Бутылка со жганьем, которую он ещё утром принёс из кладовки и которую потом, днём, едва пригубил, почти нетронутая поджидала на столе… Правда, в течение дня он её потихонечку ненавидел… но ему всё равно не оставалось ничего другого, как в конце концов приложиться к ней и несколько раз подряд отхлебнуть. Утешая себя, он подумал: уж лучше пусть всё вертится, качается, и ходит ходуном, и зыбится, и куда-то плывёт. Пусть плывёт. Куда угодно.
В этот вечер Михник звонил немного иначе. Разумеется, всё ещё увечно и недужно, словно призывал к греху, а не к молитве. И всё-таки отдельные удары звучали шире, с большим достоинством, не налетая, не спотыкаясь друг о друга.
Он не хотел встречаться со стариком.
Поэтому, пока тот звонил, торопливо засунул бутылку в карман тулупа, оделся потеплее, молча прошёл мимо сидевшей в горнице Эмимы и спрятался за углом дома. И так, спрятавшись, ожидал, переминаясь с ноги на ногу на холоде и ветру, притоптывал и то и дело прикладывался к бутылке, чтобы хоть как-то унять дрожь, причиной которой было скорее волнение, а не морозная ясная ночь.
Над дубами показалась луна.
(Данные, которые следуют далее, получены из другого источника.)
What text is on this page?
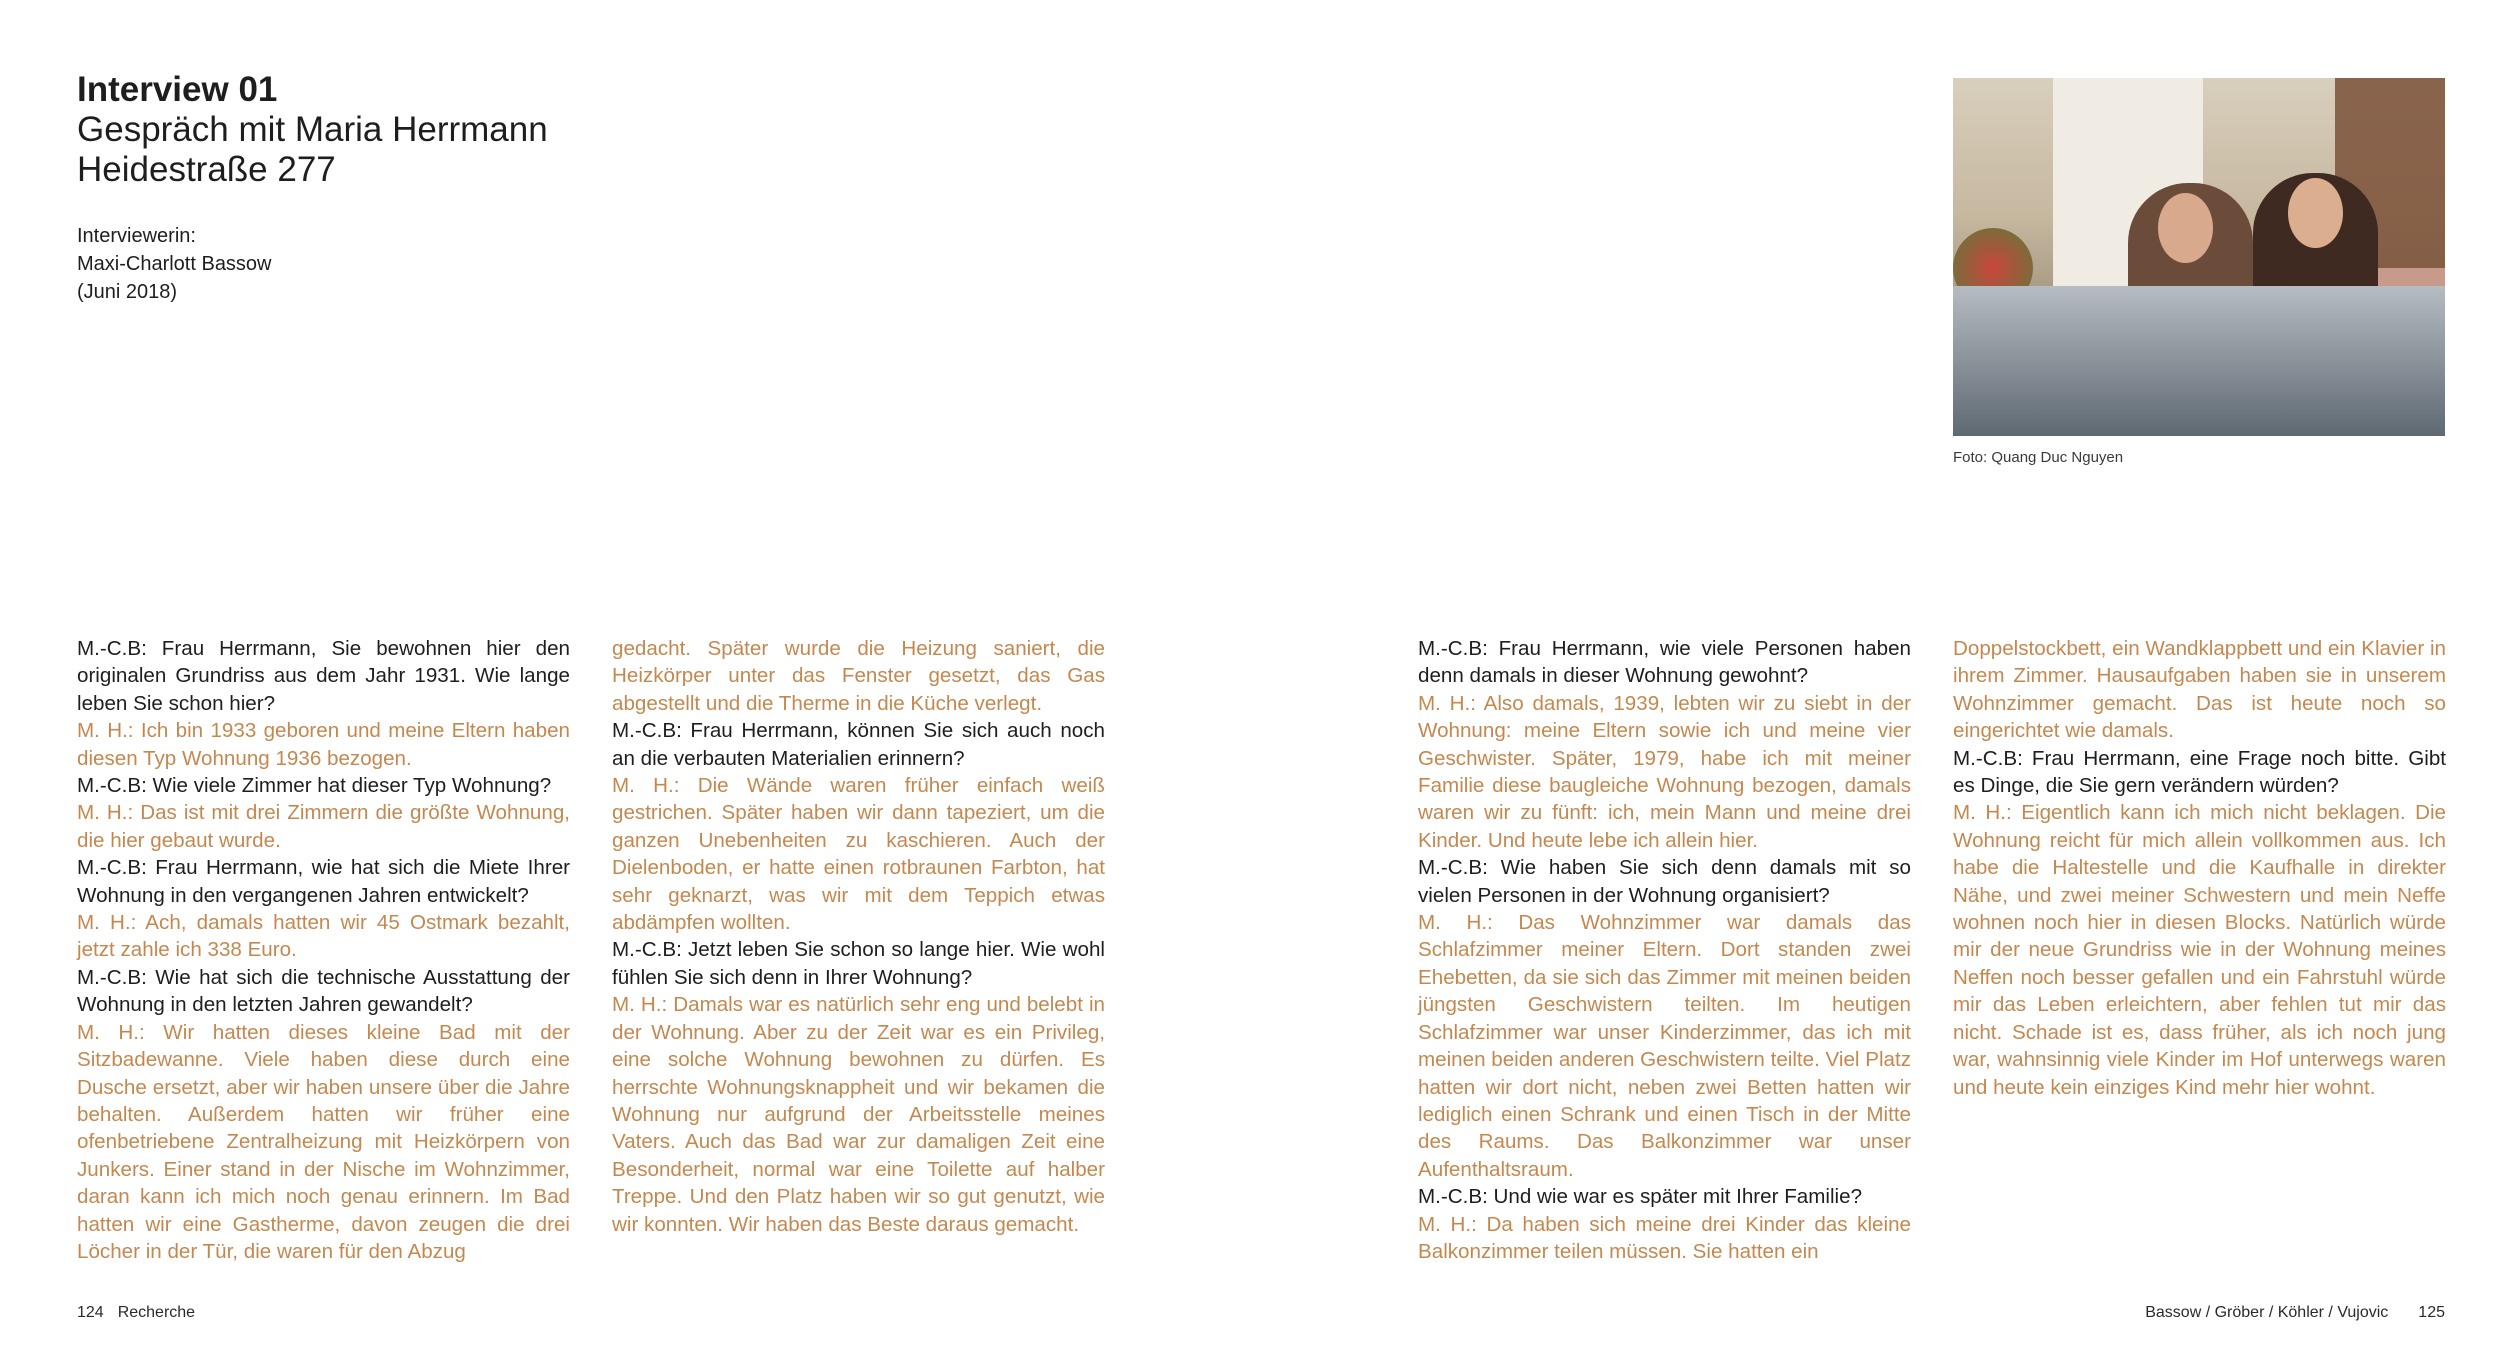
Interview 01
Gespräch mit Maria Herrmann
Heidestraße 277
Interviewerin:
Maxi-Charlott Bassow
(Juni 2018)
Foto: Quang Duc Nguyen
M.-C.B: Frau Herrmann, Sie bewohnen hier den originalen Grundriss aus dem Jahr 1931. Wie lange leben Sie schon hier?
M. H.: Ich bin 1933 geboren und meine Eltern haben diesen Typ Wohnung 1936 bezogen.
M.-C.B: Wie viele Zimmer hat dieser Typ Wohnung?
M. H.: Das ist mit drei Zimmern die größte Wohnung, die hier gebaut wurde.
M.-C.B: Frau Herrmann, wie hat sich die Miete Ihrer Wohnung in den vergangenen Jahren entwickelt?
M. H.: Ach, damals hatten wir 45 Ostmark bezahlt, jetzt zahle ich 338 Euro.
M.-C.B: Wie hat sich die technische Ausstattung der Wohnung in den letzten Jahren gewandelt?
M. H.: Wir hatten dieses kleine Bad mit der Sitzbadewanne. Viele haben diese durch eine Dusche ersetzt, aber wir haben unsere über die Jahre behalten. Außerdem hatten wir früher eine ofenbetriebene Zentralheizung mit Heizkörpern von Junkers. Einer stand in der Nische im Wohnzimmer, daran kann ich mich noch genau erinnern. Im Bad hatten wir eine Gastherme, davon zeugen die drei Löcher in der Tür, die waren für den Abzug
gedacht. Später wurde die Heizung saniert, die Heizkörper unter das Fenster gesetzt, das Gas abgestellt und die Therme in die Küche verlegt.
M.-C.B: Frau Herrmann, können Sie sich auch noch an die verbauten Materialien erinnern?
M. H.: Die Wände waren früher einfach weiß gestrichen. Später haben wir dann tapeziert, um die ganzen Unebenheiten zu kaschieren. Auch der Dielenboden, er hatte einen rotbraunen Farbton, hat sehr geknarzt, was wir mit dem Teppich etwas abdämpfen wollten.
M.-C.B: Jetzt leben Sie schon so lange hier. Wie wohl fühlen Sie sich denn in Ihrer Wohnung?
M. H.: Damals war es natürlich sehr eng und belebt in der Wohnung. Aber zu der Zeit war es ein Privileg, eine solche Wohnung bewohnen zu dürfen. Es herrschte Wohnungsknappheit und wir bekamen die Wohnung nur aufgrund der Arbeitsstelle meines Vaters. Auch das Bad war zur damaligen Zeit eine Besonderheit, normal war eine Toilette auf halber Treppe. Und den Platz haben wir so gut genutzt, wie wir konnten. Wir haben das Beste daraus gemacht.
M.-C.B: Frau Herrmann, wie viele Personen haben denn damals in dieser Wohnung gewohnt?
M. H.: Also damals, 1939, lebten wir zu siebt in der Wohnung: meine Eltern sowie ich und meine vier Geschwister. Später, 1979, habe ich mit meiner Familie diese baugleiche Wohnung bezogen, damals waren wir zu fünft: ich, mein Mann und meine drei Kinder. Und heute lebe ich allein hier.
M.-C.B: Wie haben Sie sich denn damals mit so vielen Personen in der Wohnung organisiert?
M. H.: Das Wohnzimmer war damals das Schlafzimmer meiner Eltern. Dort standen zwei Ehebetten, da sie sich das Zimmer mit meinen beiden jüngsten Geschwistern teilten. Im heutigen Schlafzimmer war unser Kinderzimmer, das ich mit meinen beiden anderen Geschwistern teilte. Viel Platz hatten wir dort nicht, neben zwei Betten hatten wir lediglich einen Schrank und einen Tisch in der Mitte des Raums. Das Balkonzimmer war unser Aufenthaltsraum.
M.-C.B: Und wie war es später mit Ihrer Familie?
M. H.: Da haben sich meine drei Kinder das kleine Balkonzimmer teilen müssen. Sie hatten ein
Doppelstockbett, ein Wandklappbett und ein Klavier in ihrem Zimmer. Hausaufgaben haben sie in unserem Wohnzimmer gemacht. Das ist heute noch so eingerichtet wie damals.
M.-C.B: Frau Herrmann, eine Frage noch bitte. Gibt es Dinge, die Sie gern verändern würden?
M. H.: Eigentlich kann ich mich nicht beklagen. Die Wohnung reicht für mich allein vollkommen aus. Ich habe die Haltestelle und die Kaufhalle in direkter Nähe, und zwei meiner Schwestern und mein Neffe wohnen noch hier in diesen Blocks. Natürlich würde mir der neue Grundriss wie in der Wohnung meines Neffen noch besser gefallen und ein Fahrstuhl würde mir das Leben erleichtern, aber fehlen tut mir das nicht. Schade ist es, dass früher, als ich noch jung war, wahnsinnig viele Kinder im Hof unterwegs waren und heute kein einziges Kind mehr hier wohnt.
124 Recherche	Bassow / Gröber / Köhler / Vujovic 125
И потом долго сверкала сверху, с того самого места немного выше крон, словно из укрытия наблюдала за звёздным сводом и не могла решить, куда ей двигаться дальше. Звёзды, помаргивая, мерцали над хорошо знакомыми им глубинами, там, наверху, как будто смотрели, лучистые и светозарные, словно всё видели и ждали…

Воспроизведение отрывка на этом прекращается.